There used to be few things more dispiriting than a performance of a Bruckner symphony which constantly sat down in the course of the music. The Seventh’s first movement tempo direction is ‘moderately lively’, so it should move on, even in the opening contemplative section. Iván Fischer manages this well and also avoids creating an orchestral sound which is the equivalent of a warm bath rather than an invigorating shower. There’s a pleasing clarity of texture, helped by the focused playing and excellently balanced recording. That doesn’t mean that Romantic ideals of rubato and dynamic flexibility are abandoned, as the shapely introduction shows; and although he knocks a minute or more off the timing of some older conductors, there’s never a sense of haste.

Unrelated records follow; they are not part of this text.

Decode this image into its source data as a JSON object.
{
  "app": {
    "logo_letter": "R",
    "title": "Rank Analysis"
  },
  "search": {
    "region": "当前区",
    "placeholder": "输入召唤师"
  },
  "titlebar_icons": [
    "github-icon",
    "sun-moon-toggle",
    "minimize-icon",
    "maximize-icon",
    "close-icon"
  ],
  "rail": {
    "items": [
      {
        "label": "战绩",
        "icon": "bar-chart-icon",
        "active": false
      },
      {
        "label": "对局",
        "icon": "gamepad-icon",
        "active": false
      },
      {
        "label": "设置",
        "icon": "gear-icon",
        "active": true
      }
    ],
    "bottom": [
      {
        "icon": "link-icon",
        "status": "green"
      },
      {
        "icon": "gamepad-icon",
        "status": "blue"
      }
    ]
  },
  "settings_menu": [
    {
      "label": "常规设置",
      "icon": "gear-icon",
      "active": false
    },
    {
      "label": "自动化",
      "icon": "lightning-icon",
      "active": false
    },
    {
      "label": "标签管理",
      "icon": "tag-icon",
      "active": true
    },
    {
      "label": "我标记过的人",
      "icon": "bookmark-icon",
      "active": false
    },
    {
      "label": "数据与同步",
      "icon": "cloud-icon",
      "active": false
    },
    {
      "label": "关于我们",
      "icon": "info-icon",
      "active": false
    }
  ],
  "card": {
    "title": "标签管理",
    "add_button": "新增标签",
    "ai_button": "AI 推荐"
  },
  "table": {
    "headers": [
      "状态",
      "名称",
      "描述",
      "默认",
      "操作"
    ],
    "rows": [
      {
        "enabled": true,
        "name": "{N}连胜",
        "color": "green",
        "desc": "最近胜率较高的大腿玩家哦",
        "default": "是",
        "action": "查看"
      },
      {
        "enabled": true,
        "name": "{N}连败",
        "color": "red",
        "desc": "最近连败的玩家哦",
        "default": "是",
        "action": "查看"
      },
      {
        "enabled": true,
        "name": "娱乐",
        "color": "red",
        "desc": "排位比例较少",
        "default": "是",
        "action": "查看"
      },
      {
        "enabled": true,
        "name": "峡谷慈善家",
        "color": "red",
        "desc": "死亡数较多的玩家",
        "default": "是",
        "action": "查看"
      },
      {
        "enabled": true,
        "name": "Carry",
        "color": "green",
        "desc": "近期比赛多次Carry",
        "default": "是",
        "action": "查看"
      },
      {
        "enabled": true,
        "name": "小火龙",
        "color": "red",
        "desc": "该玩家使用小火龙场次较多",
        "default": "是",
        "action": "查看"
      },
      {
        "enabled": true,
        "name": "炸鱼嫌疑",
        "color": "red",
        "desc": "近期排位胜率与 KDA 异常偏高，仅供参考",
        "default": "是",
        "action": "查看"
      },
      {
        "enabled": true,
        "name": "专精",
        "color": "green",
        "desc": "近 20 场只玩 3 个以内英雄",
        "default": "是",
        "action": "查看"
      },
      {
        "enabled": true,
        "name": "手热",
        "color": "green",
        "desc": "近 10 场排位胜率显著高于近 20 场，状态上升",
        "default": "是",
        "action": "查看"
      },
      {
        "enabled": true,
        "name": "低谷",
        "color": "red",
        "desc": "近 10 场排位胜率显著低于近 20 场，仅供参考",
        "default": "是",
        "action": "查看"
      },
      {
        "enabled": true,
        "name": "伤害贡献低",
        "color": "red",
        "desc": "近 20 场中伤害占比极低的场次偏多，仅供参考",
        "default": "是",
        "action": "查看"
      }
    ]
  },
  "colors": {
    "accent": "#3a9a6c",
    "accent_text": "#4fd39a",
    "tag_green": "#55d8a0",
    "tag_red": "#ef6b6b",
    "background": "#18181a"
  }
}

Similarly, in the scherzo, the ‘very fast’ tempo that Bruckner asks for is enhanced by a lift in the phrasing which makes the music dance; and the trio, although slower, isn’t indulgent. Before that, the Adagio, dedicated to the memory of Wagner, isn’t entirely clothed in mourning but also allows the music to move on where it’s needed. The big climax is the one place where I wish that Fischer had taken more time, but it fits in with his concept of the Symphony as a whole. As does the finale, which has an urgency in tempo and articulation to bring the Symphony to a rousing conclusion.